In my head, I was saying “me, four” while considering the odds of us making it to the Mile’s rim without being caught. So far, Winnie’s assessment of her childhood home was only half-accurate. We didn’t have to worry about Warden Files or the Commission, but at this point, Baba was far more likely to be the bogeyman than Nafiza was.

“Relax,” Winnie told us. She took our silence and blank stares as reason to continue. “He’s just starting a mealtime protocol to make room for the extra bodies at the table. These rooms are modular, like the dining and kitchen compartments on the train. If you need a bigger kitchen, you get it by shrinking the next room over. And since the front door only opens into the living room, all Ollie will see on the other side is a metal wall.”

“Astute as always, Winifred dear.”

“Baba, you can’t!” Nola said. If she’d been a little younger, she would have been jumping up and down.

She seemed as tired of making the complaint as we were of hearing it, and while Baba’s face grew younger as he carried out his plot to thwart the local busybodies, Nola’s aged. She cracked like parched earth broken by the sun and ready to be blown away, exhausted by the constant drain of having to be more mature than her elder.

She took a deep breath and tried to respond more calmly.

“We’ve already had six shorts this month.

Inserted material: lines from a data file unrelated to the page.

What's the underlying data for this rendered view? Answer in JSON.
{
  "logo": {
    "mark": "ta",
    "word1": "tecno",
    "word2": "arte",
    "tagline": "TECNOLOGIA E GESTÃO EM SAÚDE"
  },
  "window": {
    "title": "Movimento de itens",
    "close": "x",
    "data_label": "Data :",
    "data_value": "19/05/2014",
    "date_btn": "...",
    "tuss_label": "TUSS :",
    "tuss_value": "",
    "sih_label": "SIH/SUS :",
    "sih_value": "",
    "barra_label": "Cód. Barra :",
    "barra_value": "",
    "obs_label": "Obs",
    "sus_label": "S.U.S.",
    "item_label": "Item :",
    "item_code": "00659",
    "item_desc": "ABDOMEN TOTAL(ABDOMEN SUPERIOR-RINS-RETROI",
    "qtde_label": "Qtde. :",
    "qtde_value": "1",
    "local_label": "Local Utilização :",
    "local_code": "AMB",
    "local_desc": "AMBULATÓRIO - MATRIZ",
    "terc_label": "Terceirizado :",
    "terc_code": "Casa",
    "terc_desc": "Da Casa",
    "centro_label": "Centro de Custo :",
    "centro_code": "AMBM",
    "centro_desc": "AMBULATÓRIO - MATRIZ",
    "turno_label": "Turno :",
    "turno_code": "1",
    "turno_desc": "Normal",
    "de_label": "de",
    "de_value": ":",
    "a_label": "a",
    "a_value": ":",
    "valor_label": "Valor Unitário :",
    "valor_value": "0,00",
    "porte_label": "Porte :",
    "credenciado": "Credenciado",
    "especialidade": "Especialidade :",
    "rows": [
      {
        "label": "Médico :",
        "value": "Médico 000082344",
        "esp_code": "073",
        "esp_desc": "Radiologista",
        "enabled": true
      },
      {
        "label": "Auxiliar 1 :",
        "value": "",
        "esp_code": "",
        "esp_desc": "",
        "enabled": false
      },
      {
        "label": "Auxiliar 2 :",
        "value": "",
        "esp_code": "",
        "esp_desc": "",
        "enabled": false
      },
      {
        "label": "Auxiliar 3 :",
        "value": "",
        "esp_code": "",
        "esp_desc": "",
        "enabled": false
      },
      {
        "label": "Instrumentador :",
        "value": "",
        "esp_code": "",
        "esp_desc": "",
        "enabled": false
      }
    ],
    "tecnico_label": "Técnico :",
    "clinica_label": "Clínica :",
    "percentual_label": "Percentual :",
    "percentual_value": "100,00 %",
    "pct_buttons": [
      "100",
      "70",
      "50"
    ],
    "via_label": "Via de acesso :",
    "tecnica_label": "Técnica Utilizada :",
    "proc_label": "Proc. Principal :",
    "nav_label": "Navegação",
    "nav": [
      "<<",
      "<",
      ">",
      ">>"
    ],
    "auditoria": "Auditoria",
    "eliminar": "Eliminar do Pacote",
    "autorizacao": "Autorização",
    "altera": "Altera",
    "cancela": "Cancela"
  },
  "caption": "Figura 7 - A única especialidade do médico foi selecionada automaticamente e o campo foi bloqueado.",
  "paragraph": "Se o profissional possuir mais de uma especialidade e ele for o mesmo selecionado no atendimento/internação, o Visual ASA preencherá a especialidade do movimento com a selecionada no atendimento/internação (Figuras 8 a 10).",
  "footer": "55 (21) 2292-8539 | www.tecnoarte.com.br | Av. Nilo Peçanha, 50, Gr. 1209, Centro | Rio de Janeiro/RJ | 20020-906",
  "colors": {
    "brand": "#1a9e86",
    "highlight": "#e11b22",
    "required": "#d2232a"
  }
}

Two of the rooms upstairs were taken completely off the grid because they kept frying breakers. Do you realize how much power this is going to draw? Because I guarantee you it’s more than the system can handle.”

She looked to us pleadingly, as though we might be able to sway the old man. Maybe she was hoping that Winnie would step in and do exactly that, without her having to ask, but Winnie was high on her grandfather’s acceptance. She nearly tripped over Birch in her rush to be included in his scheming.